Selefilik, İslam düşünce tarihinde kelam, felsefe ve tasavvuftan farklı özellikler taşıyan ayrı bir damardır. Selefiliğin selef anlayışı ile gerçek selef olan Selef-i Salihin’in arasında büyük farklar vardır. Selefilik akımı, her ne kadar Selef'in anlayış ve uygulamalarını esas aldığını söylüyorsa da, hakikatte Selef-i Salihin’in anlayış ve uygulamalarıyla bağdaştırılamayan birçok fikir ve görüşler benimsemişlerdir. Onların reddedici, dışlayıcı, katı ve tekelci anlayışı, ne “Ehl-i Sünnet-i Hâssa” dediğimiz Selef’te, ne de “Ehl-i Sünnet-i Amme” dediğimiz Halef'te görülür.

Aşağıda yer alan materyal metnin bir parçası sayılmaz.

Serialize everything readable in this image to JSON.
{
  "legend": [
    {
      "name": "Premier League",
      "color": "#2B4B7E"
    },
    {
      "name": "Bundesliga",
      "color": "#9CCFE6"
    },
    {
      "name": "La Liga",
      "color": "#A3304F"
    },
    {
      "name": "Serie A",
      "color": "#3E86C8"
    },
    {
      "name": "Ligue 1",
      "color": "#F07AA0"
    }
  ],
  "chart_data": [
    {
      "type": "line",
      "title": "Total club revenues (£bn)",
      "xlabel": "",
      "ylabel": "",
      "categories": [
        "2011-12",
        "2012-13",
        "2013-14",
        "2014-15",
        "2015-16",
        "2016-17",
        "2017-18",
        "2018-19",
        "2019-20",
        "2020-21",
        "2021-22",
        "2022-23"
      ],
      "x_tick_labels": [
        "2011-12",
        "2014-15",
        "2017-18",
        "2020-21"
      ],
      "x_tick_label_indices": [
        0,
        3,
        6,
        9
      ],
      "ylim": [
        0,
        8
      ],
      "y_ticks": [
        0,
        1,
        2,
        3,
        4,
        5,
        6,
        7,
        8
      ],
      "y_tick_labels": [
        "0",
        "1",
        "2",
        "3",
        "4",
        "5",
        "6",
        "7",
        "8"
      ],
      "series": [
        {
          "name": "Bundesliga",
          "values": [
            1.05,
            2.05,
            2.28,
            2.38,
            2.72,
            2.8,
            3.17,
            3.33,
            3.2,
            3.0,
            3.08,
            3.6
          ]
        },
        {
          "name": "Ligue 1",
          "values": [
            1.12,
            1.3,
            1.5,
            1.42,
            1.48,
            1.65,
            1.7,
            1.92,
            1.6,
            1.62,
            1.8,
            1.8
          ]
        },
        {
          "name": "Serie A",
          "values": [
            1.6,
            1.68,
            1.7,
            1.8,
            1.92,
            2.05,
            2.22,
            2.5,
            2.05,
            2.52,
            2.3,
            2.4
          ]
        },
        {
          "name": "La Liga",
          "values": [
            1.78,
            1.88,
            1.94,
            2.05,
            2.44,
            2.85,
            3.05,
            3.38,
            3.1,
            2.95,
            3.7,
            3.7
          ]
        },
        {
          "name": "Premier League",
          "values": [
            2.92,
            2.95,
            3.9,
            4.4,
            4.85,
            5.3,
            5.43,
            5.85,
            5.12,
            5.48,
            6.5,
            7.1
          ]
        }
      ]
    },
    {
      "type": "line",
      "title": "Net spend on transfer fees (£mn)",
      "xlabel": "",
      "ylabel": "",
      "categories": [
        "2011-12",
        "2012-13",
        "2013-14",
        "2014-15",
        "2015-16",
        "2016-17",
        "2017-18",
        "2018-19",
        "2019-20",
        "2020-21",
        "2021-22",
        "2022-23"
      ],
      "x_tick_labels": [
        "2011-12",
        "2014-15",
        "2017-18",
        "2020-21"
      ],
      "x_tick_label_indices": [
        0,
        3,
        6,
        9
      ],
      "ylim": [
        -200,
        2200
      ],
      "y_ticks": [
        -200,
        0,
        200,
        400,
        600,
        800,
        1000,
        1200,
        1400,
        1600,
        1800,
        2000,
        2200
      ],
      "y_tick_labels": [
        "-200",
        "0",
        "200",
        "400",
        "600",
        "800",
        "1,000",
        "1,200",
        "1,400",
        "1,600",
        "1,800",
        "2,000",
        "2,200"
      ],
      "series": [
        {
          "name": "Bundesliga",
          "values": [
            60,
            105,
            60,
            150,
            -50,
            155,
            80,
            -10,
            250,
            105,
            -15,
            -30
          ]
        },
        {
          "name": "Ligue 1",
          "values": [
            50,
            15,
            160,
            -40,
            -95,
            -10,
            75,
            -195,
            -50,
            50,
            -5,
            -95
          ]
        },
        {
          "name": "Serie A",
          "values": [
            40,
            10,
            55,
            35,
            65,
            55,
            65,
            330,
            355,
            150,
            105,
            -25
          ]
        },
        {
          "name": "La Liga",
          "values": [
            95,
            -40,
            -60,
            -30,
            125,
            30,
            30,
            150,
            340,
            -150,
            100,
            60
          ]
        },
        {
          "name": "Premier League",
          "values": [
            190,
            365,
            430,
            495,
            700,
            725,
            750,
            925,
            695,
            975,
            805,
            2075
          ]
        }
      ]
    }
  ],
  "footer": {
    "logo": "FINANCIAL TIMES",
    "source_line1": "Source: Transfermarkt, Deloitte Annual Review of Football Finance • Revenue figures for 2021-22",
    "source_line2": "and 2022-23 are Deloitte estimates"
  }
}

Selefiyye isminde, İslam tarihinde belirli bir mezhep yoktur. Selefilik bir mezhepten çok bir yöntem, yaklaşım tarzı ve anlayışıdır. Bu ekolün, Selef-i Salihin’in ümmetin geneline ait olan mirasına konmak ve kendileri gibi düşünmeyenleri bu mirastan mahrum bırakmak gibi bir eğilim ve dışlamacılık üzerinde olduğu görülmektedir.

Selefiyye’nin Selef-i Salihin ile aynı görülmesi mümkün değildir. Çünkü Selef-i Salihin içine Ehl-i Rey’de  Ehl-i Hadis’te girer, ancak Ehl-i Rey selefiyye ile asla bağdaşmaz. Hz.Ömer (ra), Hz. Ali (ra), Abdullah b. Mesud (ra) herkese göre salih selefidirler. Fakat fırka anlamında Selefiyye’ye  asla sığmayacak kadar cesur ve özgür içtihatlar yapmışlardır. Aynı şekilde İmam Hanefi ve İmam Muhammed Selef-i Salihin’den olmakla birlikte Selefilik akımına mensup sayılmazlar.

Selefilik, Eş’arilerin kuvvetli oldukları bölgelerde ortaya çıkmıştır. Her iki grup ta Selef-i Salihin yolunda olduklarını iddia ettiler. Ancak aralarında anlaşmazlık ve şiddetli tartışmalar olmuştur.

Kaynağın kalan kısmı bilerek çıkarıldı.